If this were a virus, if 10,000 Americans a year were dying of a rare disease, we'd be pouring millions, perhaps billions, into research, enlisting laboratories around the world to find a vaccine. Once it was found, health teams would descend upon schools, community centers, churches, anywhere people gather, and they wouldn't stop until every person had been inoculated. Some would protest, refuse the injection, and as dunderheaded as that might be, we'd probably give them that right--though if it meant endangering their children, as well, we'd probably have some misgivings about according them that freedom. In the end, we'd eradicate the disease.
Handgunitis, though, is a disease that has powerful defenders. Millions of otherwise intelligent Americans insist that this virus must be permitted to live, that it must be protected at all costs, even as thousands of innocents die from it.
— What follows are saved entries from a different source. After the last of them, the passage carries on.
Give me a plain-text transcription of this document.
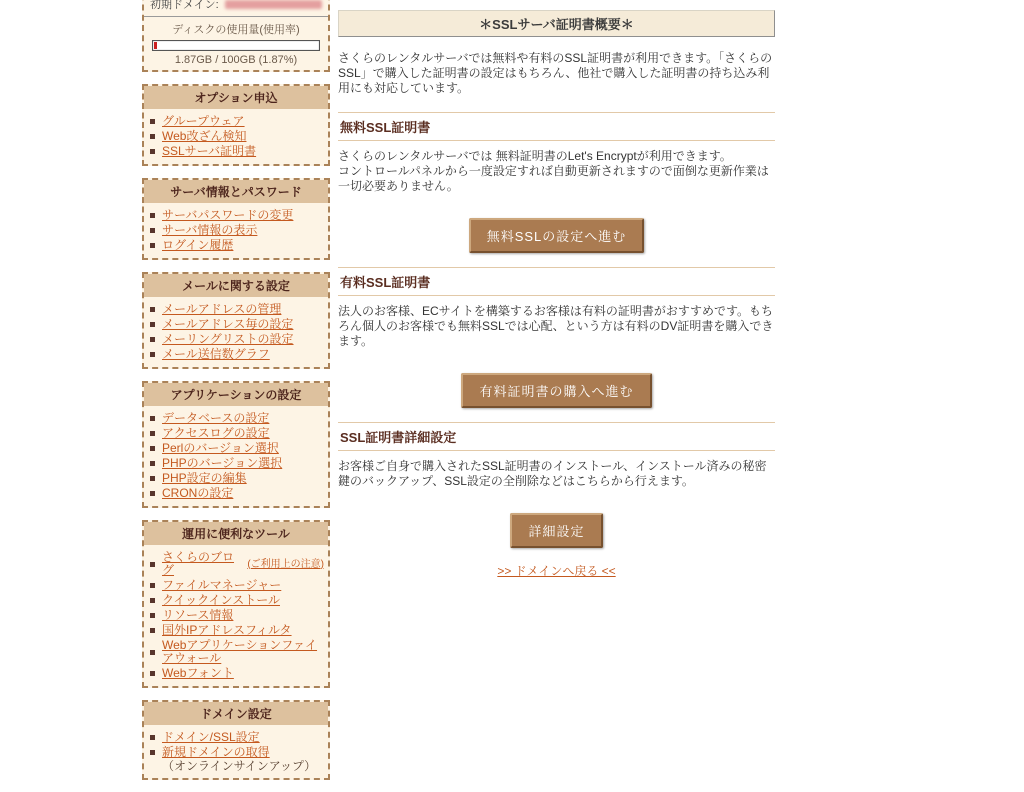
初期ドメイン:
ディスクの使用量(使用率)
1.87GB / 100GB (1.87%)
オプション申込
グループウェア
Web改ざん検知
SSLサーバ証明書
サーバ情報とパスワード
サーバパスワードの変更
サーバ情報の表示
ログイン履歴
メールに関する設定
メールアドレスの管理
メールアドレス毎の設定
メーリングリストの設定
メール送信数グラフ
アプリケーションの設定
データベースの設定
アクセスログの設定
Perlのバージョン選択
PHPのバージョン選択
PHP設定の編集
CRONの設定
運用に便利なツール
さくらのブログ	(ご利用上の注意)
ファイルマネージャー
クイックインストール
リソース情報
国外IPアドレスフィルタ
Webアプリケーションファイアウォール
Webフォント
ドメイン設定
ドメイン/SSL設定
新規ドメインの取得
（オンラインサインアップ）
＊SSLサーバ証明書概要＊
さくらのレンタルサーバでは無料や有料のSSL証明書が利用できます。「さくらのSSL」で購入した証明書の設定はもちろん、他社で購入した証明書の持ち込み利用にも対応しています。
無料SSL証明書
さくらのレンタルサーバでは 無料証明書のLet's Encryptが利用できます。
コントロールパネルから一度設定すれば自動更新されますので面倒な更新作業は一切必要ありません。
無料SSLの設定へ進む
有料SSL証明書
法人のお客様、ECサイトを構築するお客様は有料の証明書がおすすめです。もちろん個人のお客様でも無料SSLでは心配、という方は有料のDV証明書を購入できます。
有料証明書の購入へ進む
SSL証明書詳細設定
お客様ご自身で購入されたSSL証明書のインストール、インストール済みの秘密鍵のバックアップ、SSL設定の全削除などはこちらから行えます。
詳細設定
>> ドメインへ戻る <<
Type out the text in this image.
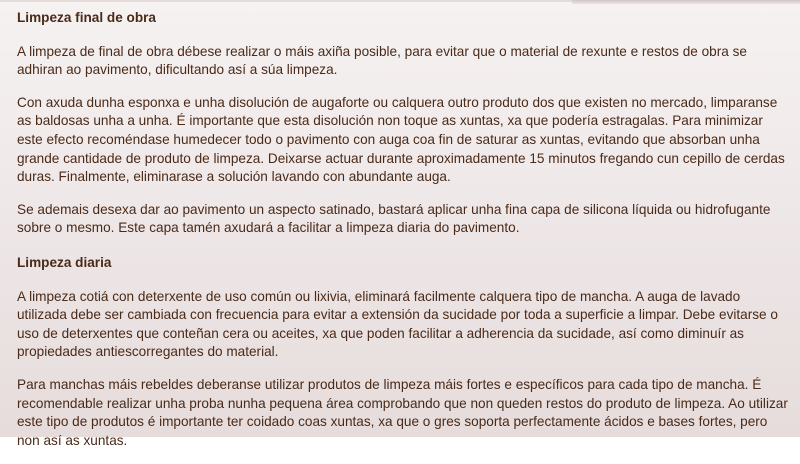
Limpeza final de obra

A limpeza de final de obra débese realizar o máis axiña posible, para evitar que o material de rexunte e restos de obra se adhiran ao pavimento, dificultando así a súa limpeza.

Con axuda dunha esponxa e unha disolución de augaforte ou calquera outro produto dos que existen no mercado, limparanse as baldosas unha a unha. É importante que esta disolución non toque as xuntas, xa que podería estragalas. Para minimizar este efecto recoméndase humedecer todo o pavimento con auga coa fin de saturar as xuntas, evitando que absorban unha grande cantidade de produto de limpeza. Deixarse actuar durante aproximadamente 15 minutos fregando cun cepillo de cerdas duras. Finalmente, eliminarase a solución lavando con abundante auga.

Se ademais desexa dar ao pavimento un aspecto satinado, bastará aplicar unha fina capa de silicona líquida ou hidrofugante sobre o mesmo. Este capa tamén axudará a facilitar a limpeza diaria do pavimento.

Limpeza diaria

A limpeza cotiá con deterxente de uso común ou lixivia, eliminará facilmente calquera tipo de mancha. A auga de lavado utilizada debe ser cambiada con frecuencia para evitar a extensión da sucidade por toda a superficie a limpar. Debe evitarse o uso de deterxentes que conteñan cera ou aceites, xa que poden facilitar a adherencia da sucidade, así como diminuír as propiedades antiescorregantes do material.

Para manchas máis rebeldes deberanse utilizar produtos de limpeza máis fortes e específicos para cada tipo de mancha. É recomendable realizar unha proba nunha pequena área comprobando que non queden restos do produto de limpeza. Ao utilizar este tipo de produtos é importante ter coidado coas xuntas, xa que o gres soporta perfectamente ácidos e bases fortes, pero non así as xuntas.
Yes, many more people die from the use of alcohol, tobacco, automobiles--and as a result, all of these are strictly regulated to lessen their virulence. Not so with guns. Thanks to constant lobbying by the NRA and its minions, the strictest gun regulations in this nation are minuscule next to the rules imposed on other dangerous substances or devices.
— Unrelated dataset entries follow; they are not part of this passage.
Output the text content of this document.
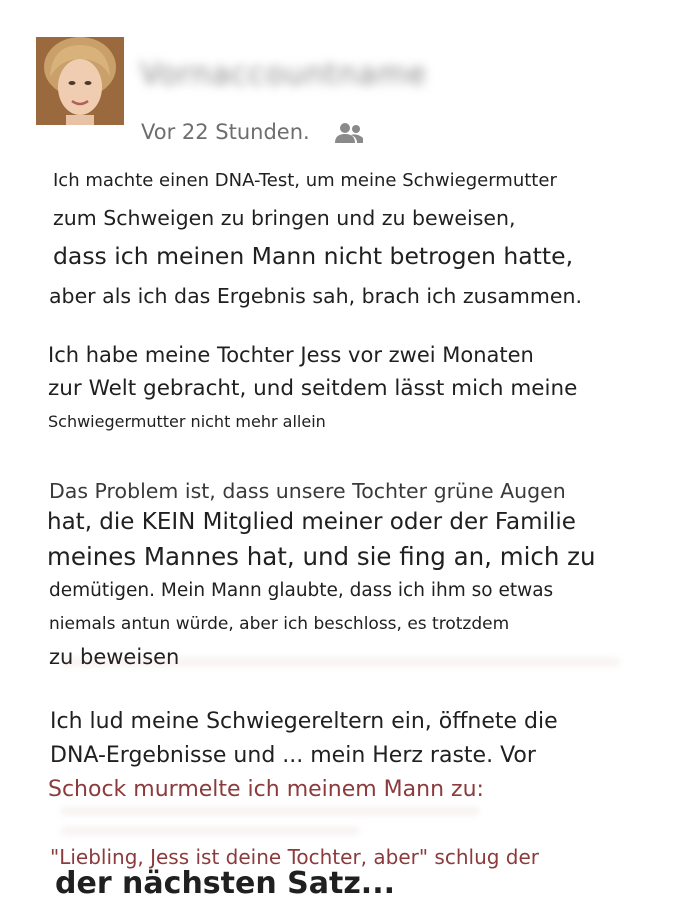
Vornaccountname
Vor 22 Stunden.
Ich machte einen DNA-Test, um meine Schwiegermutter
zum Schweigen zu bringen und zu beweisen,
dass ich meinen Mann nicht betrogen hatte,
aber als ich das Ergebnis sah, brach ich zusammen.
Ich habe meine Tochter Jess vor zwei Monaten
zur Welt gebracht, und seitdem lässt mich meine
Schwiegermutter nicht mehr allein
Das Problem ist, dass unsere Tochter grüne Augen
hat, die KEIN Mitglied meiner oder der Familie
meines Mannes hat, und sie fing an, mich zu
demütigen. Mein Mann glaubte, dass ich ihm so etwas
niemals antun würde, aber ich beschloss, es trotzdem
zu beweisen
Ich lud meine Schwiegereltern ein, öffnete die
DNA-Ergebnisse und ... mein Herz raste. Vor
Schock murmelte ich meinem Mann zu:
"Liebling, Jess ist deine Tochter, aber" schlug der
der nächsten Satz...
On May 23, a young man killed seven UCLA students with handguns he had purchased legally. He acted out of frustration that he couldn't find a blonde woman to date him. The next day, Richard Martinez, father of one of the victims, cried out against the NRA and the lily-livered politicians who advance its agenda. In a short piece in The New Yorker, Adam Gopnik writes this:
Why did Christopher Michael-Martinez die? Because the N.R.A. and the politicians they intimidate enable people to get their hands on weapons and ammunition whose only purpose is to kill other people as quickly and as lethally as possible. How do we know that they are the ‘because’ in this? Because every other modern country has suffered from the same kinds of killings, from the same kinds of sick kids, and every other country has changed its laws to stop them from happening again, and in every other country it hasn’t happened again.
In America, it keeps happening, and it will keep happening, because no matter how much the anguish of the survivors may be to bear, the people who most need to hear them will not. Instead, they will cling to their guns, cling to their arguments about the right to defend oneself, the right to responsibly bear arms, while ignoring the reality of the many who choose to attack rather than defend, and the many more who irresponsibly leave weapons lying around for toddlers to use on each other, and flimsy regulations that permit first-time murderers to purchase the weapons they need to be mass murderers, armed with guns that can take dozens of lives in minutes with no more effort than the squeezing of a trigger.
I read these stories, I see the video, and I know that the only backlash that will count is that of the gun lobby, fighting to protect not the innocent, but the right to bear arms, a right far costlier than any other; and so, with Stephen Stills, I sing:
Find the cost of freedom, buried in the ground.
Mother earth will swallow you, lay your body down.